The pharmacokinetics of linagliptin has been characterized in healthy subjects and patients with type 2 diabetes mellitus. After oral administration of a single 5 mg dose to healthy subjects, peak plasma concentrations of linagliptin occurred at approximately 1.5 hours post dose (Tmax); the mean plasma area under the curve (AUC) was 139 nmol*h/L and maximum concentration (Cmax) was 8.9 nmol/L. Plasma concentrations of linagliptin decline in at least a biphasic manner with a long terminal half-life (>100 hours), related to the saturable binding of linagliptin to DPP-4.

Bioequivalence study data is used to determine if a generic drug is equivalent to a brand-name drug, such as linagliptin, in terms of pharmacokinetic parameters like:

• Area under the curve (AUC)
• Maximum concentration (Cmax) The data from the drug label shows that linagliptin has a mean plasma AUC of 139 nmol*h/L and a Cmax of 8.9 nmol/L after a single 5 mg dose.
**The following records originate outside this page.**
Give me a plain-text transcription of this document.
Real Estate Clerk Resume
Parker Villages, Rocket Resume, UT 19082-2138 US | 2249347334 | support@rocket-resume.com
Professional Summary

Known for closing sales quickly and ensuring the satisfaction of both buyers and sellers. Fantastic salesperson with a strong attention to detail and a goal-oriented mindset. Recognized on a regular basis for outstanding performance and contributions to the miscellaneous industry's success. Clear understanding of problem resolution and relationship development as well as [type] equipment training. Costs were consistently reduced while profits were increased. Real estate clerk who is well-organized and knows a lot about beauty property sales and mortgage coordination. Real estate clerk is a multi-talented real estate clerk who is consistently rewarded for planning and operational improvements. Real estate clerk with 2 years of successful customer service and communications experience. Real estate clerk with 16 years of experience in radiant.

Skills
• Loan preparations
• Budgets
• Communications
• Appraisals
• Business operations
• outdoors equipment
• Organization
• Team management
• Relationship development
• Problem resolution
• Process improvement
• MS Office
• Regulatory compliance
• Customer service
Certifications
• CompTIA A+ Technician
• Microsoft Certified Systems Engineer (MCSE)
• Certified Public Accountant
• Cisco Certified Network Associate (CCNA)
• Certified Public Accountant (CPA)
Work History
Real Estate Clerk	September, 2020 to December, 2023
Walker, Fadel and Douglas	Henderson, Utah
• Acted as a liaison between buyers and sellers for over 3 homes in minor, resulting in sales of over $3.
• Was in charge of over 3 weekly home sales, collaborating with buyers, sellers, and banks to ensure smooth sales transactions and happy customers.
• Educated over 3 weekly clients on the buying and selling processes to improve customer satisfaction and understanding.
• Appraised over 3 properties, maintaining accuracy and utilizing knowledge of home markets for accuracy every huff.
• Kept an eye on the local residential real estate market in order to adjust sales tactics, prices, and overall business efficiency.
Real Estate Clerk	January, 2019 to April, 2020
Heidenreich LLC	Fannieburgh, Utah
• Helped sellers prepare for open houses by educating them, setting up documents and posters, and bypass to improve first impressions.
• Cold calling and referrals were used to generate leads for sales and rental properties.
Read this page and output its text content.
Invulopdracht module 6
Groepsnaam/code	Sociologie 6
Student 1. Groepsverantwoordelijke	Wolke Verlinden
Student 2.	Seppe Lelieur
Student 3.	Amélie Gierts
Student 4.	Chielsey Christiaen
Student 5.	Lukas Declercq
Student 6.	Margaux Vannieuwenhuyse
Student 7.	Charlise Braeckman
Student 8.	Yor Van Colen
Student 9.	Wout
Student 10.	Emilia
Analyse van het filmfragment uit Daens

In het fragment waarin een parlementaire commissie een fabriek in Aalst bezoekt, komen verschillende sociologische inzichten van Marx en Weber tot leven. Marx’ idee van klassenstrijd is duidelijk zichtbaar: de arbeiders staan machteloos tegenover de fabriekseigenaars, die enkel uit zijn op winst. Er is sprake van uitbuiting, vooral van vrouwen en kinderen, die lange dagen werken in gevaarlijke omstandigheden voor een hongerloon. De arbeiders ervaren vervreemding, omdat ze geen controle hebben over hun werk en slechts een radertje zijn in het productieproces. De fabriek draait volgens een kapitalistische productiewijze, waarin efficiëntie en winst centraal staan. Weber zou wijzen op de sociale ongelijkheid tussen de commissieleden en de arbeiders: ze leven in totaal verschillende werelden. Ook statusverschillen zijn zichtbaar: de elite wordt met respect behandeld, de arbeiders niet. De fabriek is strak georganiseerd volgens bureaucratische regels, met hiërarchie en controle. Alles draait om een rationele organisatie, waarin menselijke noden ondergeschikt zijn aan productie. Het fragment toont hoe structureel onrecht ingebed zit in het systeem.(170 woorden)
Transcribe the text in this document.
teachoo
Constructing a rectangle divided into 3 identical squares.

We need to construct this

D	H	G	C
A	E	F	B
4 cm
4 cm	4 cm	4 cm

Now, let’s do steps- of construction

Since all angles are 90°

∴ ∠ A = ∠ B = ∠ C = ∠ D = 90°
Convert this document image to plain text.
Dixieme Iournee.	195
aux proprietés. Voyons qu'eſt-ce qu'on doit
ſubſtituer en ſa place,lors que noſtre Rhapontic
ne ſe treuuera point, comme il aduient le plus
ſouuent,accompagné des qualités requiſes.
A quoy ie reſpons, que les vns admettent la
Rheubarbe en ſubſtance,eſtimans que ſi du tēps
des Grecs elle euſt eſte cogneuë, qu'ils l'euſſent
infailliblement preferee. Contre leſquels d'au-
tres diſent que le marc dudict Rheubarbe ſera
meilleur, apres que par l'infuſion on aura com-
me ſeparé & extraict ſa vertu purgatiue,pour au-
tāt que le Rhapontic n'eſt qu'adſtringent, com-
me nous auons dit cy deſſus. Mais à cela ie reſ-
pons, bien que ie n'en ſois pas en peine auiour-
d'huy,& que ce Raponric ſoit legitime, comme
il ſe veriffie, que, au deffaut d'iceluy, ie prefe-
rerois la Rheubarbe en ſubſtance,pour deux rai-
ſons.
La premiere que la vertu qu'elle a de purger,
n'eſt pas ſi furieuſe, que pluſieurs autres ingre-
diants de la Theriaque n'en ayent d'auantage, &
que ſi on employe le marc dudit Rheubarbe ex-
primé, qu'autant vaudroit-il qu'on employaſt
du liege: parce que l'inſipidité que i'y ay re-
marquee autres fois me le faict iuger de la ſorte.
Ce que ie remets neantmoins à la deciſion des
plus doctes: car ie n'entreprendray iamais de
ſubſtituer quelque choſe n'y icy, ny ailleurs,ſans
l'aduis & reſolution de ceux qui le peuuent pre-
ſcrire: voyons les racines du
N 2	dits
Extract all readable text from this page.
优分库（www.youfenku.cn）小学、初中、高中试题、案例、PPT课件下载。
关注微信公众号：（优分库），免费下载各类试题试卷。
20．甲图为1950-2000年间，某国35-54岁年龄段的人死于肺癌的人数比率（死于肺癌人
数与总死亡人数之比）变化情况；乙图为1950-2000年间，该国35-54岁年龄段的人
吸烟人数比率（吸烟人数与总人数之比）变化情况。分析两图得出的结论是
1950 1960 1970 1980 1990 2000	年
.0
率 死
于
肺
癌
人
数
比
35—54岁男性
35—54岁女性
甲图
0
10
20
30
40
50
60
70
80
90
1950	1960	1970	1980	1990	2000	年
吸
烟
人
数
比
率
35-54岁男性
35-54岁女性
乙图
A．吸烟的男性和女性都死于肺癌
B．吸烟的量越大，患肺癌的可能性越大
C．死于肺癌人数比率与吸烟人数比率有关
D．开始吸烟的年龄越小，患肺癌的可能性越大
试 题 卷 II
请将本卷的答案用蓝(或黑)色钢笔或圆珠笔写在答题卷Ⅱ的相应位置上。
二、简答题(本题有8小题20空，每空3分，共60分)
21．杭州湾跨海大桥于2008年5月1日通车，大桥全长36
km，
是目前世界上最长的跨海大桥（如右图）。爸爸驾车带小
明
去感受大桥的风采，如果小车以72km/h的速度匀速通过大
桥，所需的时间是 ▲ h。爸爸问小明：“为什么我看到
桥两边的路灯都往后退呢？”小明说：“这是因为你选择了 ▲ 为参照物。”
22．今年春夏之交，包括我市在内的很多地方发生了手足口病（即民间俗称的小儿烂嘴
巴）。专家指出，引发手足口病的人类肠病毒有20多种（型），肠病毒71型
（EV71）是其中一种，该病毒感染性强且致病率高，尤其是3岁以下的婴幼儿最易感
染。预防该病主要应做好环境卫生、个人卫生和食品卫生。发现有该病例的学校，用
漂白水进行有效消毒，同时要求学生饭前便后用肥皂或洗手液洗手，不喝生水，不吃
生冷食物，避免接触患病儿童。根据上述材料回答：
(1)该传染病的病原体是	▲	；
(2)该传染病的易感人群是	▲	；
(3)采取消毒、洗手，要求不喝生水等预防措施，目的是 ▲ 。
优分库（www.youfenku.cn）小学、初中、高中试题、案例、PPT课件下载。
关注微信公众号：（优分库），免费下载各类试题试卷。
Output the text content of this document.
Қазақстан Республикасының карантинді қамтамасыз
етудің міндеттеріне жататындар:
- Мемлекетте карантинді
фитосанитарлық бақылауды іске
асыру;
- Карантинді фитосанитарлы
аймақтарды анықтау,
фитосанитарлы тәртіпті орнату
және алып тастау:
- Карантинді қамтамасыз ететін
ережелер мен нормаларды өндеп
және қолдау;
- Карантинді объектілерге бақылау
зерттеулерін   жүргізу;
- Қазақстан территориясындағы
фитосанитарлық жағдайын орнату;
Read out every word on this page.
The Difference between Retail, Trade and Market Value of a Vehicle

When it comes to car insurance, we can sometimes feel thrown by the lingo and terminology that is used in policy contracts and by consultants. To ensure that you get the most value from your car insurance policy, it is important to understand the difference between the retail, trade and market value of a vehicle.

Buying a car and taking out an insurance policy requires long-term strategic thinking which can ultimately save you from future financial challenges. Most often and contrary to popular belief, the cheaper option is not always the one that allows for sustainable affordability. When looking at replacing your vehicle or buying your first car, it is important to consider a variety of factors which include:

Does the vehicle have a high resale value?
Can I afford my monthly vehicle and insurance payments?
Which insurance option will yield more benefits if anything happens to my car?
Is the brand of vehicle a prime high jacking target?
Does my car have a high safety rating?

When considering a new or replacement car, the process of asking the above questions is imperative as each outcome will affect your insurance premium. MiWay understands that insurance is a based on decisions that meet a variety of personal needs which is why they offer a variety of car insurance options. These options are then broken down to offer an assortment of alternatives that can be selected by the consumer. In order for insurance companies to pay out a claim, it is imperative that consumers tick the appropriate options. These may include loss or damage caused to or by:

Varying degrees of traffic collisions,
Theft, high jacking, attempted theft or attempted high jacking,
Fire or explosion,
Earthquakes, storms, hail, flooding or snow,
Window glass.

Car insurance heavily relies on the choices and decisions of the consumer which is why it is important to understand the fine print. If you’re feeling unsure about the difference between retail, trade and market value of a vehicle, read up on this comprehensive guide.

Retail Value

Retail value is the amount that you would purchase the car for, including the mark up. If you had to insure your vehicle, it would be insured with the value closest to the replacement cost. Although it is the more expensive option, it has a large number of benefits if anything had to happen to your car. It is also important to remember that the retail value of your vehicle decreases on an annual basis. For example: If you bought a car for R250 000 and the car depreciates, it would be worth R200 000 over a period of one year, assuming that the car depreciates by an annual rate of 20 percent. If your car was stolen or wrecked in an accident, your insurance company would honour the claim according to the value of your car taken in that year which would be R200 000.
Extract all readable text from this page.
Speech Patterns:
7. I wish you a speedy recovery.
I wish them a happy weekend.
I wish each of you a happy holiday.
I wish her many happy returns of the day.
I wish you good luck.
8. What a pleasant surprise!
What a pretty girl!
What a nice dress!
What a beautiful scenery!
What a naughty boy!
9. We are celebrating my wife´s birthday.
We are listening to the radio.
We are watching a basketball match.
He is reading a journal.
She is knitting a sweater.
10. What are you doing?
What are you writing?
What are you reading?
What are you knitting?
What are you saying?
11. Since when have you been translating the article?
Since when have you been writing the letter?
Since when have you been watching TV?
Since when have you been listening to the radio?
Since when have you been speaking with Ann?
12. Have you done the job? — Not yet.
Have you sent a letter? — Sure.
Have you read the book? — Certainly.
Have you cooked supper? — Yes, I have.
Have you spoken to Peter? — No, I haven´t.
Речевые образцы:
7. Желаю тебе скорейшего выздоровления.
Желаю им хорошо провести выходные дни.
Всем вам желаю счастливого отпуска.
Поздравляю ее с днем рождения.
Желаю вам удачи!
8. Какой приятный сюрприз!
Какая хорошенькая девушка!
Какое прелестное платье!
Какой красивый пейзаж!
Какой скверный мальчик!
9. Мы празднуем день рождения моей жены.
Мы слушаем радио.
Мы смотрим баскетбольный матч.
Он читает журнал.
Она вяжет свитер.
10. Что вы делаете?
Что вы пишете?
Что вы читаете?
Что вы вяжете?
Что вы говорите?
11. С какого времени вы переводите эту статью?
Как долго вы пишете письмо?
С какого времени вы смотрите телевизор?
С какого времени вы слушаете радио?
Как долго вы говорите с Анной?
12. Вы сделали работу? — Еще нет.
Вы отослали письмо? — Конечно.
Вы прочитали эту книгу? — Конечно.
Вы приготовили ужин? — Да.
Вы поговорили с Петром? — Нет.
To determine bioequivalence, the generic drug must have similar pharmacokinetic parameters to the brand-name drug, linagliptin, as defined by the FDA 2. The FDA considers a generic drug to be bioequivalent to a brand-name drug if the 90% confidence intervals for the ratio of the generic drug to the brand-name drug for AUC and Cmax fall within the range of 80% to 125% 2.

From the Research

Bioequivalence Study Data

Bioequivalence study data is used to determine if a generic drug is equivalent to a brand-name drug in terms of pharmacokinetic parameters like area under the curve (AUC) and maximum concentration (Cmax) 3, 4, 5, 6.

• The US Food and Drug Administration requires that the 90% confidence interval of the pharmacokinetic (PK) ratio should lie between 0.80 and 1.25 for a generic drug to be deemed bioequivalent to a branded drug 3.
• Bioequivalence is studied in randomized crossover trials that compare the generic drug with the reference agent, and the relevant outcome measures are pharmacokinetic (PK) parameters such as peak drug concentration and area under the curve 3.
• The ratio of each PK characteristic of the generic drug to the reference drug is computed, with an ideal value of 1:1, or just 1.00, indicating a perfect match, or perfect bioequivalence 3.

Pharmacokinetic Parameters

The pharmacokinetic parameters used to assess bioequivalence include:

• Area under the plasma concentration-time curve (AUC), which characterizes the extent of drug absorption 4, 5, 6.
• Maximum drug concentration (Cmax), which characterizes the absorption rate 4, 5, 6.
• Time of maximum plasma concentration (tmax) 5.

Example: Linagliptin

Linagliptin is an oral, highly selective inhibitor of dipeptidyl peptidase-4, used in the management of type 2 diabetes mellitus 7.

• The efficacy of oral linagliptin in the treatment of adults with type 2 diabetes has been investigated in several double-blind, multicentre trials 7.
• Linagliptin was more effective than voglibose in a 26-week monotherapy trial and noninferior to glimepiride when used as add-on therapy to metformin in a 104-week study 7.

Study Designs

Bioequivalence studies can be conducted using various designs, including:

• Crossover design, which is the most common design used in bioequivalence studies 3, 5, 6.
• Parallel design, which is rarely used in bioequivalence studies 6.
• Replicated design, which can be used to increase the precision of the estimates 5.
• Add-on design, which can be used to compare the bioavailability of two or more drug products 5.